Campfire smoke lingers inside the San Juan National Forest at a designated campsite on July 4, 2021, near Lake City. (Hugh Carey, The Colorado Sun)
Hugh Carey/The Colorado Sun
A study of fires in the San Juan National Forest showed that people don’t start the majority of Southwest Colorado’s wildfires, but those they do ignite are near roads and hiking trails
In July 2020, Seth Zachek was volunteering at a wildly popular trail in the San Juan mountains just outside of Silverton. The goal: teaching hikers how to tread lightly in the Ice Lakes Basin, a pristine wonderland high in the range.
The irony wasn’t lost on Zachek when volunteers discovered a plume of smoke and an unsafe, illegal campfire close to the trailhead.
“Some guy had dragged a whole half of a tree into this campfire,” Zachek said. “And it was, like, 8-foot-high flames next to the trailhead with all these people around.”
His trepidation turned out to be warranted. Three months later, a wildfire likely sparked by a cigarette butt burned through the lower basin, forcing a helicopter evacuation of 28 people and closing the trail for almost a year.
It was a scenario that advocates were trying to prevent, and one scrutinized in research published last month in the journal Natural Hazards.

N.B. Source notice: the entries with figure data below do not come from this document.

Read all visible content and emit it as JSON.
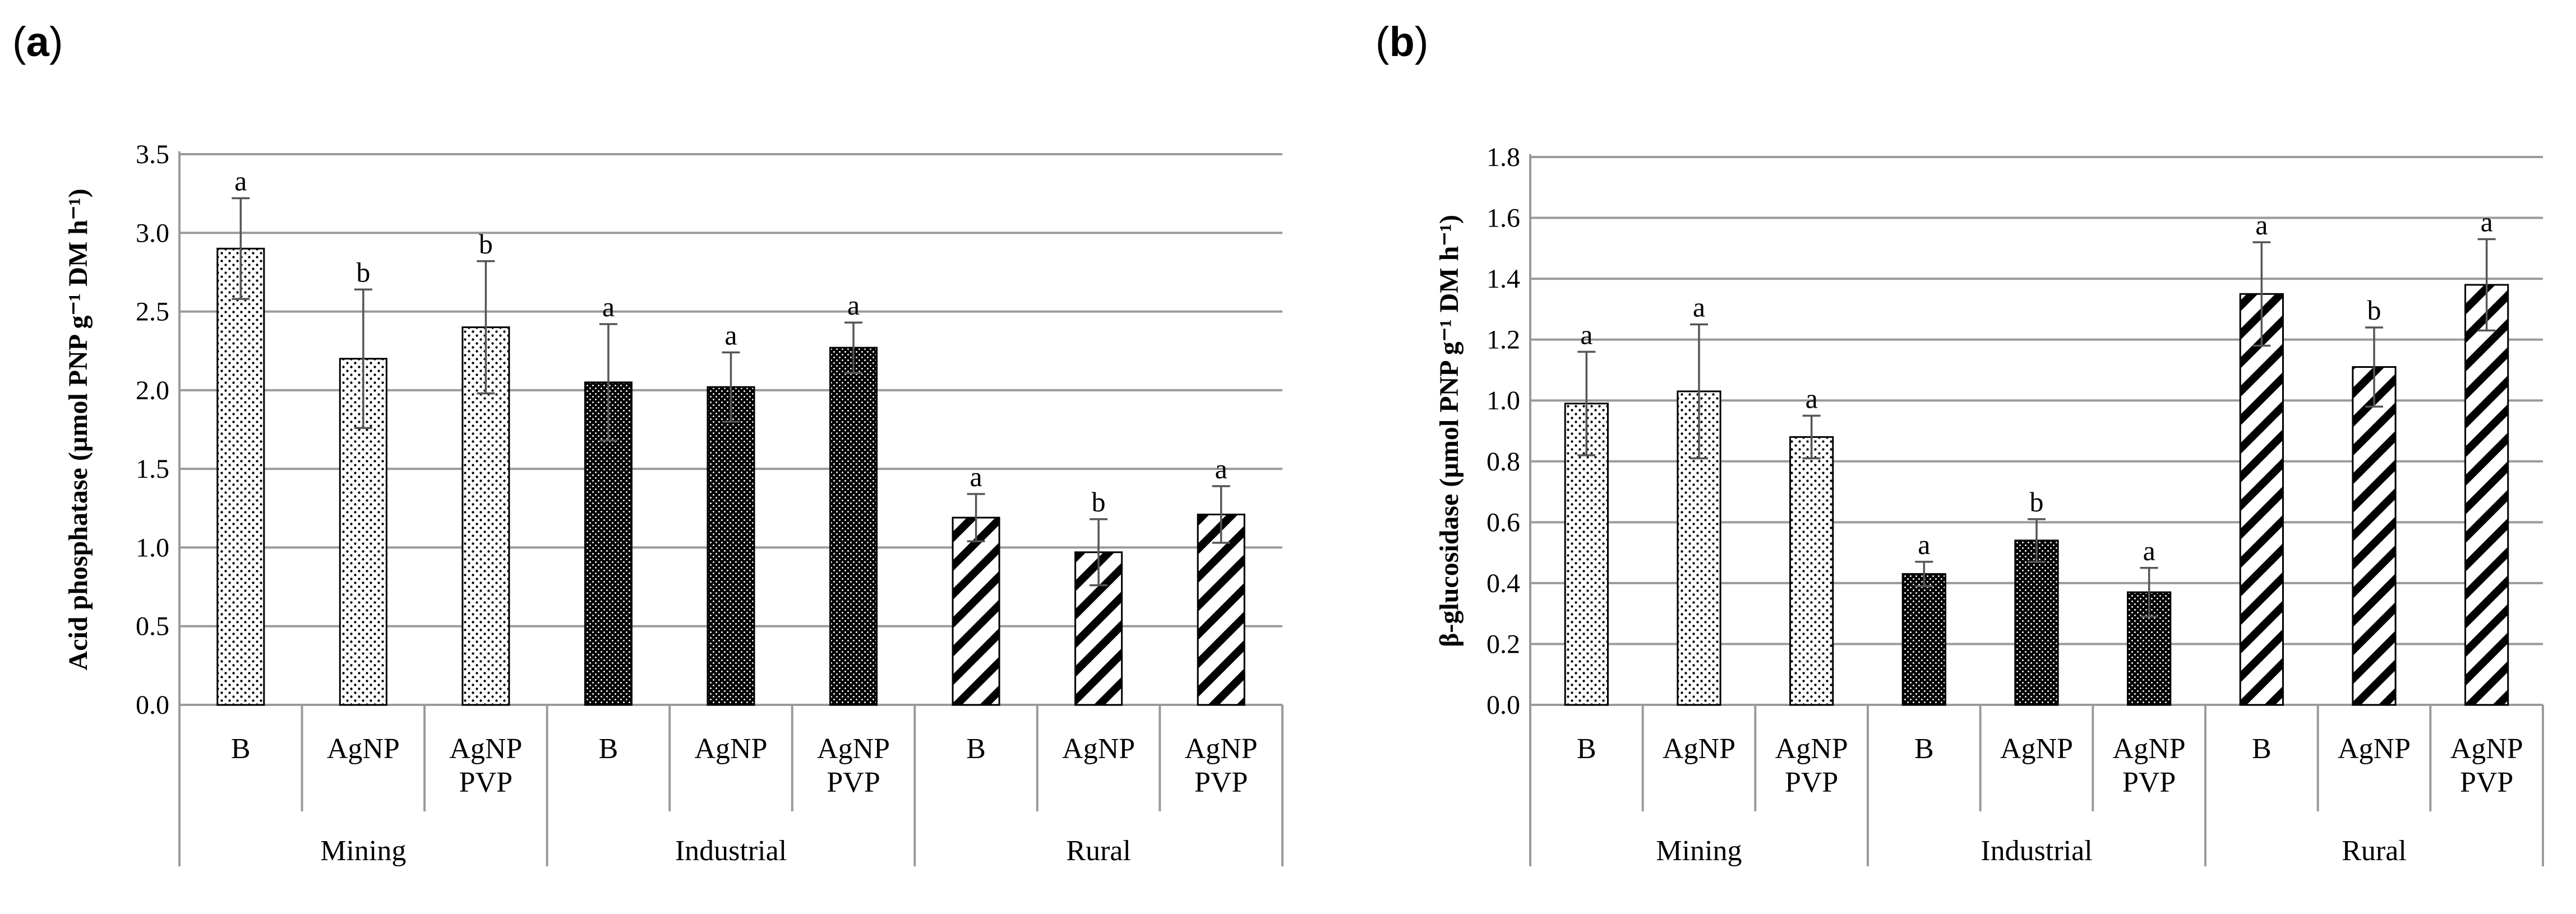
{
  "panels": [
    {
      "label_open": "(",
      "label_letter": "a",
      "label_close": ")"
    },
    {
      "label_open": "(",
      "label_letter": "b",
      "label_close": ")"
    }
  ],
  "chart_data": [
    {
      "type": "bar",
      "ylabel": "Acid phosphatase (µmol PNP g⁻¹ DM h⁻¹)",
      "ylim": [
        0,
        3.5
      ],
      "ytick_step": 0.5,
      "ytick_decimals": 1,
      "grid": true,
      "groups": [
        {
          "name": "Mining",
          "pattern": "dots",
          "bars": [
            {
              "category": "B",
              "value": 2.9,
              "error": 0.32,
              "letter": "a"
            },
            {
              "category": "AgNP",
              "value": 2.2,
              "error": 0.44,
              "letter": "b"
            },
            {
              "category": "AgNP PVP",
              "value": 2.4,
              "error": 0.42,
              "letter": "b"
            }
          ]
        },
        {
          "name": "Industrial",
          "pattern": "dense",
          "bars": [
            {
              "category": "B",
              "value": 2.05,
              "error": 0.37,
              "letter": "a"
            },
            {
              "category": "AgNP",
              "value": 2.02,
              "error": 0.22,
              "letter": "a"
            },
            {
              "category": "AgNP PVP",
              "value": 2.27,
              "error": 0.16,
              "letter": "a"
            }
          ]
        },
        {
          "name": "Rural",
          "pattern": "hatch",
          "bars": [
            {
              "category": "B",
              "value": 1.19,
              "error": 0.15,
              "letter": "a"
            },
            {
              "category": "AgNP",
              "value": 0.97,
              "error": 0.21,
              "letter": "b"
            },
            {
              "category": "AgNP PVP",
              "value": 1.21,
              "error": 0.18,
              "letter": "a"
            }
          ]
        }
      ]
    },
    {
      "type": "bar",
      "ylabel": "β-glucosidase (µmol PNP g⁻¹ DM h⁻¹)",
      "ylim": [
        0,
        1.8
      ],
      "ytick_step": 0.2,
      "ytick_decimals": 1,
      "grid": true,
      "groups": [
        {
          "name": "Mining",
          "pattern": "dots",
          "bars": [
            {
              "category": "B",
              "value": 0.99,
              "error": 0.17,
              "letter": "a"
            },
            {
              "category": "AgNP",
              "value": 1.03,
              "error": 0.22,
              "letter": "a"
            },
            {
              "category": "AgNP PVP",
              "value": 0.88,
              "error": 0.07,
              "letter": "a"
            }
          ]
        },
        {
          "name": "Industrial",
          "pattern": "dense",
          "bars": [
            {
              "category": "B",
              "value": 0.43,
              "error": 0.04,
              "letter": "a"
            },
            {
              "category": "AgNP",
              "value": 0.54,
              "error": 0.07,
              "letter": "b"
            },
            {
              "category": "AgNP PVP",
              "value": 0.37,
              "error": 0.08,
              "letter": "a"
            }
          ]
        },
        {
          "name": "Rural",
          "pattern": "hatch",
          "bars": [
            {
              "category": "B",
              "value": 1.35,
              "error": 0.17,
              "letter": "a"
            },
            {
              "category": "AgNP",
              "value": 1.11,
              "error": 0.13,
              "letter": "b"
            },
            {
              "category": "AgNP PVP",
              "value": 1.38,
              "error": 0.15,
              "letter": "a"
            }
          ]
        }
      ]
    }
  ]
}
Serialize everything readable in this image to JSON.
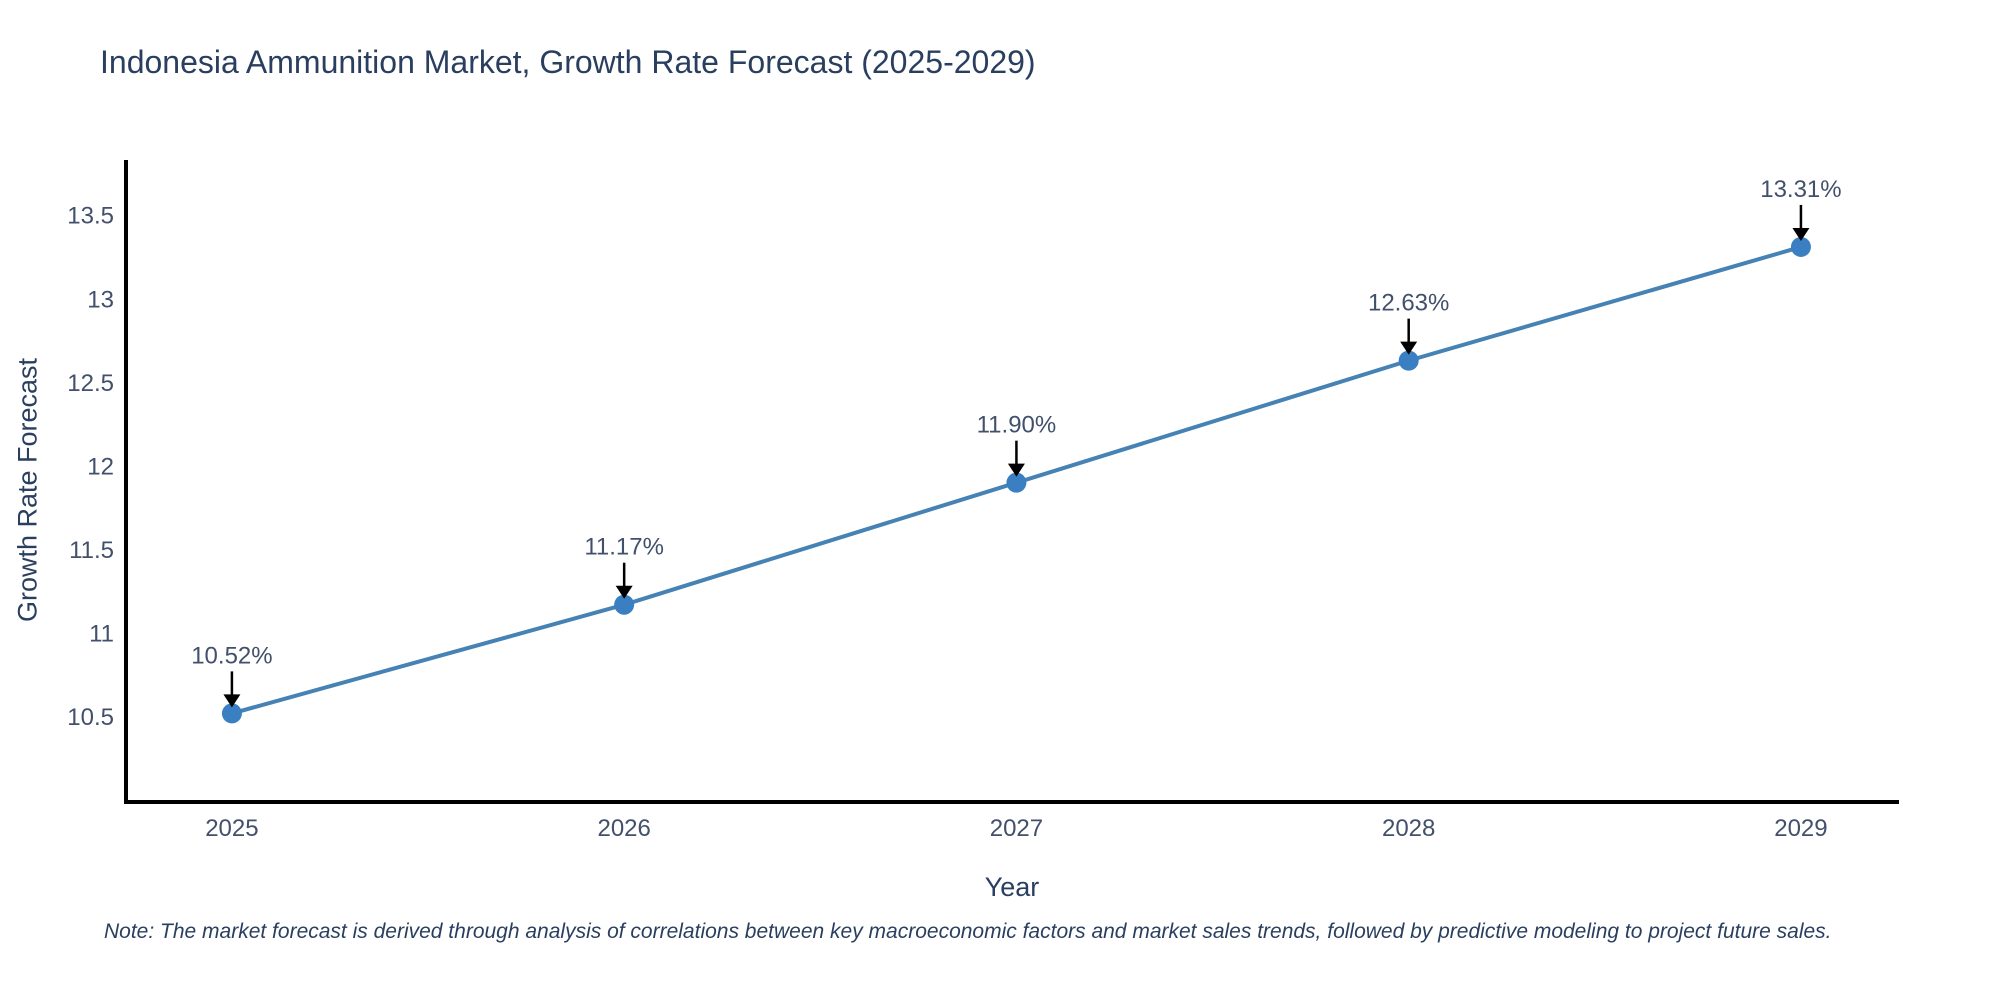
{
  "title": "Indonesia Ammunition Market, Growth Rate Forecast (2025-2029)",
  "note": "Note: The market forecast is derived through analysis of correlations between key macroeconomic factors and market sales trends, followed by predictive modeling to project future sales.",
  "chart_data": {
    "type": "line",
    "title": "Indonesia Ammunition Market, Growth Rate Forecast (2025-2029)",
    "xlabel": "Year",
    "ylabel": "Growth Rate Forecast",
    "x": [
      2025,
      2026,
      2027,
      2028,
      2029
    ],
    "values": [
      10.52,
      11.17,
      11.9,
      12.63,
      13.31
    ],
    "point_labels": [
      "10.52%",
      "11.17%",
      "11.90%",
      "12.63%",
      "13.31%"
    ],
    "xtick_labels": [
      "2025",
      "2026",
      "2027",
      "2028",
      "2029"
    ],
    "yticks": [
      10.5,
      11,
      11.5,
      12,
      12.5,
      13,
      13.5
    ],
    "ytick_labels": [
      "10.5",
      "11",
      "11.5",
      "12",
      "12.5",
      "13",
      "13.5"
    ],
    "xlim": [
      2024.73,
      2029.25
    ],
    "ylim": [
      9.99,
      13.83
    ],
    "grid": false,
    "legend": "none",
    "line_color": "#4682b4",
    "marker_color": "#3a7fc1",
    "axis_color": "#000000",
    "arrow_color": "#000000",
    "text_color": "#2a3f5f"
  }
}
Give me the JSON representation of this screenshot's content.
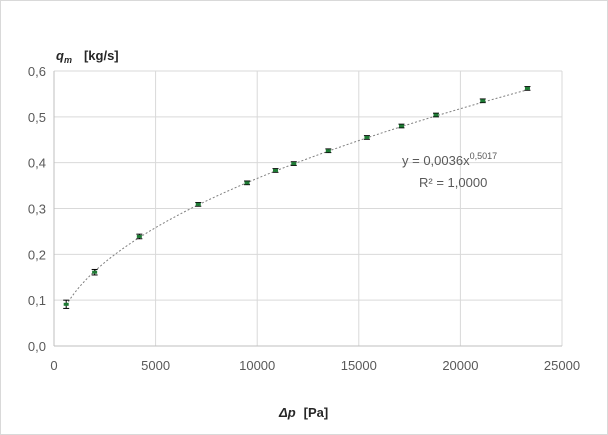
{
  "chart_data": {
    "type": "scatter",
    "title": "",
    "ylabel_symbol": "q",
    "ylabel_subscript": "m",
    "ylabel_unit": "[kg/s]",
    "xlabel_symbol": "Δp",
    "xlabel_unit": "[Pa]",
    "xlim": [
      0,
      25000
    ],
    "ylim": [
      0,
      0.6
    ],
    "x_ticks": [
      "0",
      "5000",
      "10000",
      "15000",
      "20000",
      "25000"
    ],
    "y_ticks": [
      "0,0",
      "0,1",
      "0,2",
      "0,3",
      "0,4",
      "0,5",
      "0,6"
    ],
    "grid": true,
    "legend": "none",
    "series": [
      {
        "x": [
          600,
          2000,
          4200,
          7100,
          9500,
          10900,
          11800,
          13500,
          15400,
          17100,
          18800,
          21100,
          23300
        ],
        "y": [
          0.091,
          0.161,
          0.239,
          0.309,
          0.356,
          0.383,
          0.398,
          0.426,
          0.455,
          0.48,
          0.504,
          0.535,
          0.562
        ],
        "error": [
          0.009,
          0.006,
          0.005,
          0.004,
          0.004,
          0.004,
          0.004,
          0.004,
          0.004,
          0.004,
          0.004,
          0.004,
          0.004
        ]
      }
    ],
    "trendline": {
      "type": "power",
      "coefficient": 0.0036,
      "exponent": 0.5017,
      "equation_base": "y = 0,0036x",
      "equation_exponent": "0,5017",
      "r_squared_text": "R² = 1,0000"
    },
    "colors": {
      "marker": "#1e7b34",
      "errorbar": "#000000",
      "trendline": "#7f7f7f",
      "grid": "#d9d9d9",
      "axis": "#bfbfbf"
    }
  }
}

Humans started more than a quarter of all wildfires from 2000 to 2018 in San Juan National Forest, and those fires tended to be closer to campgrounds, trails and roads, clear evidence that people enjoying the outdoors are often to blame, wrote University of North Alabama researchers who reviewed 18 years of data from the southern Colorado forest.
The 2020 Ice Fire started at a boulder about 75 feet from the Ice Lakes Trail. The fire was likely human-caused. (Courtesy of U.S. Forest Service)
Courtesy of U.S. Forest Service
The study affirmed anecdotal observations of people in Southwest Colorado, who grapple each summer with heavy recreational use — and the related wildfire risk — in the 1.8 million-acre San Juan National Forest.
Locals like Zachek have seen more people than ever flock to the treasured region of high peaks and alpine valleys for the hiking, camping, fishing, mountain biking and off-roading. That’s come with a challenge: many new visitors, he said, appear not to come prepared for a safe trip to the San Juans. “I would say it’s been challenging for the locals to get out-of-towners on board with trying to tread lightly and ‘leave no trace’ practices,” he said. “I think it just comes with the volume that we’re having.”
That means trails like Ice Lakes are typically more crowded, campsites are harder to find and sometimes visitors build campfires that escape the ring, burning portions of national forest.
Jian Chen, an associate professor at the University of North Alabama, co-published the study with former graduate student Adam Benefield. The pair used a statistical analysis of more than 1,600 wildfires and found that, when humans did start blazes, they tended to be in remote areas but near access points such as roads and hiking trails.
The burden, they say, is on visitors. They specifically called out “mismanagement of campfire and overnight camping activities” and an overall “lack of outdoor etiquette being practiced by outdoor recreators on public lands.”
A scene from the Spring Creek Fire in southern Colorado during the summer of 2018. (Handout)
Courtesy photo
Advocates told The Sun that many visitors to the San Juans don’t have enough experience to safely use fire in the burn-prone mountain range.
“I would 100% agree that people maybe don’t know and don’t understand their impact,” Adriana Stimax, education director for the San Juan Mountains Association advocacy group, said of the study. She said the summers are often so dry that, “if you flick your cigarette butt, you might start a fire.”
Much of Stimax’s job involves teaching visitors fire etiquette. The work is necessary: Humans start the vast majority of wildfires in the U.S. as a whole. A lit cigarette butt, an idling car and a downed power line can all ignite dry vegetation.
But in the San Juan National Forest, the vast majority of wildfires are sparked by lightning. Historically, most wildfires started by people in southwest Colorado also don’t grow very large, said Cary Newman, fire management planning specialist with the U.S. Forest Service. That’s in part because Forest Service personnel spend much of the summer smothering small blazes in the San Juans. The agency’s internal data, which the Alabama-based researchers drew from, also pegs about a quarter of its wildfires to human activity.